Nvidia CEO Announces Final Investments in OpenAI and Anthropic Before Public Debuts
By admin | Mar 05, 2026 | 3 min read
During his appearance at the Morgan Stanley Technology, Media and Telecom conference in San Francisco on Wednesday, Nvidia CEO Jensen Huang indicated that his company’s recent investments in OpenAI and Anthropic are likely to be its last in both firms. He noted that once these companies go public, the chance to invest in what he called a “consequential company like this” effectively disappears.
While some investors continue funding companies right up until their IPO in hopes of greater returns, Nvidia’s situation is different. The company is already generating substantial revenue by supplying the chips that power both OpenAI and Anthropic, so there is little need to seek additional returns through further equity investments.
Beyond that straightforward reasoning, several other dynamics may explain Nvidia’s pullback. Industry analysts have frequently pointed out that making large investments in your own biggest customers creates circular and potentially conflicted arrangements, which could lead to negative downstream effects.
When Nvidia first revealed plans last September to invest up to $100 billion in OpenAI, MIT Sloan professor Michael Cusumano described the arrangement to the Financial Times as “kind of a wash,” noting that “Nvidia is investing $100 billion in OpenAI stock and OpenAI is saying they are going to buy $100 billion or more of Nvidia chips.”

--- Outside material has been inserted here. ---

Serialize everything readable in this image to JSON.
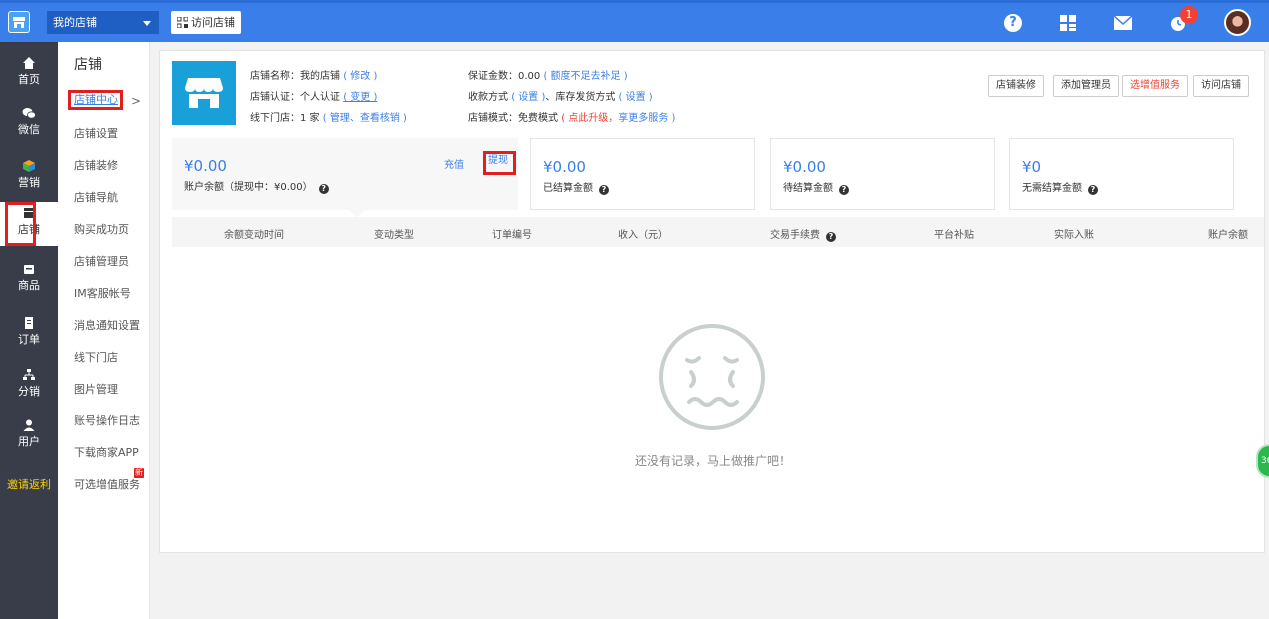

This circular logic likely played a role in Nvidia’s decision to scale back its commitment. The investment it finalized just last week, as part of a $110 billion funding round, amounted to $30 billion—far below the $100 billion initially pledged. Huang acknowledged this shift on Wednesday, stating that investing the full amount is “probably not in the cards.”
Some observers have suggested that tensions between the companies could also be a factor, though Huang has dismissed such speculation as “nonsense.” Nevertheless, Nvidia’s relationship with Anthropic has shown signs of strain. Just two months after Nvidia announced a $10 billion investment and a “deep technology partnership” with Anthropic in November, Anthropic CEO Dario Amodei spoke at Davos and, without naming Nvidia directly, compared U.S. chip companies selling high-performance AI processors to approved Chinese customers to “selling nuclear weapons to North Korea.” Those chip companies are Nvidia and AMD.
This week’s developments add further context. Huang’s comments came shortly after the Trump administration blacklisted Anthropic, prohibiting federal agencies and military contractors from using its technology after the company refused to allow its models to be used for autonomous weapons or mass domestic surveillance.
Within hours of that announcement, OpenAI secured its own agreement with the Pentagon—a move that Anthropic has labeled “mendacious” and that public sentiment appears to have viewed similarly. In the following 24 hours, Anthropic’s Claude chatbot surged to the top of Apple’s U.S. App Store, surpassing ChatGPT. At the end of January, Anthropic was not even in the top 100, according to Sensor Tower data.
As a result, Nvidia now holds stakes in two companies that are currently moving in sharply different directions—one newly aligned with the Defense Department, and the other blacklisted by it. Whether Huang anticipated these developments, given Nvidia’s extensive partnership network, is unclear.
However, his stated reason on Wednesday for likely ending future investments—that the IPO window closes the door on such deals—does not fully align with how late-stage private investing typically operates. Given everything that has unfolded recently, it appears more probable that this is an exit from a situation that has become very complicated, very quickly.